Hey everyone, I’m a medical doctor practising in the UK, I was going to be undertaking a project trying to use machine learning to predict mortality in patients with colorectal cancer. I was going to use a supervised approach using data over a series of different time points, i.e value X over 5 days post operatively, I was wondering is this something possible with machine learning I.e to use a trend to predict an outcome as opposed to a static value at one point in time, if so what statistical approach would be best to use?

trnka t1_j1hdb1o wrote on December 24, 2022 at 10:24 AM

For prediction of mortality I'd suggest looking into survival analysis. The challenge with mortality is that you don't know when everyone will die, only some of those that have happened so far. They call this data censoring. So to work with data they reframe the problem into "predict whether patient P will be alive after D days since their operation"

A quick Google suggests that 90-day mortality is a common metric so I'd suggest starting there. For each patient you'd want to record mortality at 90-days as alive/dead/unknown. From there you could use traditional machine learning methods.

If the time points are standardized across patients you could use them like regular features, for instance feature1_at_day1, feature1_at_day2, ... If they aren't standardized across patients you need to get them into the same representation first. I'd suggest starting simple, maybe something like feature1_week1_avg, feature1_week2_avg, and so on. If you want to get fancier about using the trend of the measurement as input, you could fit a curve to each feature for each patient over time and use the parameters of the curve as inputs. Say if you fit a linear equation, y = mx + b, where x = time since operation and y = the measurement you care about. In that case you would fit m & b and then use those as inputs to your model. (All that said, definitely start simple)

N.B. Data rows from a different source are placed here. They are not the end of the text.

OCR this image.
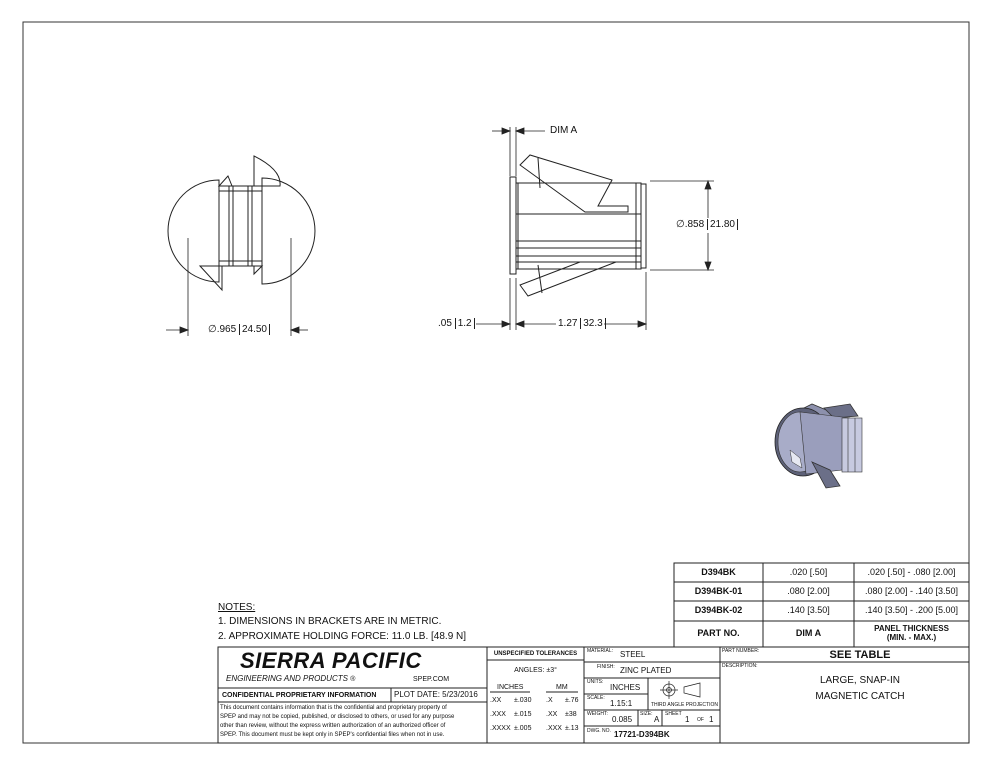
DIM A
∅.965 24.50
∅.858 21.80
.05 1.2	1.27 32.3
NOTES:
1. DIMENSIONS IN BRACKETS ARE IN METRIC.
2. APPROXIMATE HOLDING FORCE: 11.0 LB. [48.9 N]
D394BK	.020 [.50]	.020 [.50] - .080 [2.00]
D394BK-01	.080 [2.00]	.080 [2.00] - .140 [3.50]
D394BK-02	.140 [3.50]	.140 [3.50] - .200 [5.00]
PART NO.	DIM A	PANEL THICKNESS
(MIN. - MAX.)
SIERRA PACIFIC
ENGINEERING AND PRODUCTS ®	SPEP.COM
CONFIDENTIAL PROPRIETARY INFORMATION PLOT DATE: 5/23/2016
This document contains information that is the confidential and proprietary property of
SPEP and may not be copied, published, or disclosed to others, or used for any purpose
other than review, without the express written authorization of an authorized officer of
SPEP. This document must be kept only in SPEP's confidential files when not in use.
UNSPECIFIED TOLERANCES
ANGLES: ±3°
INCHES	MM
.XX ±.030 .X ±.76
.XXX ±.015 .XX ±38
.XXXX ±.005 .XXX ±.13
MATERIAL: STEEL
FINISH: ZINC PLATED
UNITS:
INCHES
SCALE:
1.15:1	THIRD ANGLE PROJECTION
WEIGHT:
0.085
SIZE:
A
SHEET
1 OF 1
DWG. NO. 17721-D394BK
PART NUMBER:	SEE TABLE
DESCRIPTION:
LARGE, SNAP-IN
MAGNETIC CATCH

The biggest challenge I'd expect is that you probably don't have a lot of mortality so machine learning is likely to overfit. For dealing with that I'd suggest starting very, very simple like regularized logistic regression to predict 90-day mortality. Keep in mind that adding features may not help you if you don't have much mortality to learn from.

Hope this helps! I've worked in medical machine learning for years and done some survival analysis but not much. We were in primary care so there was very little mortality to deal with.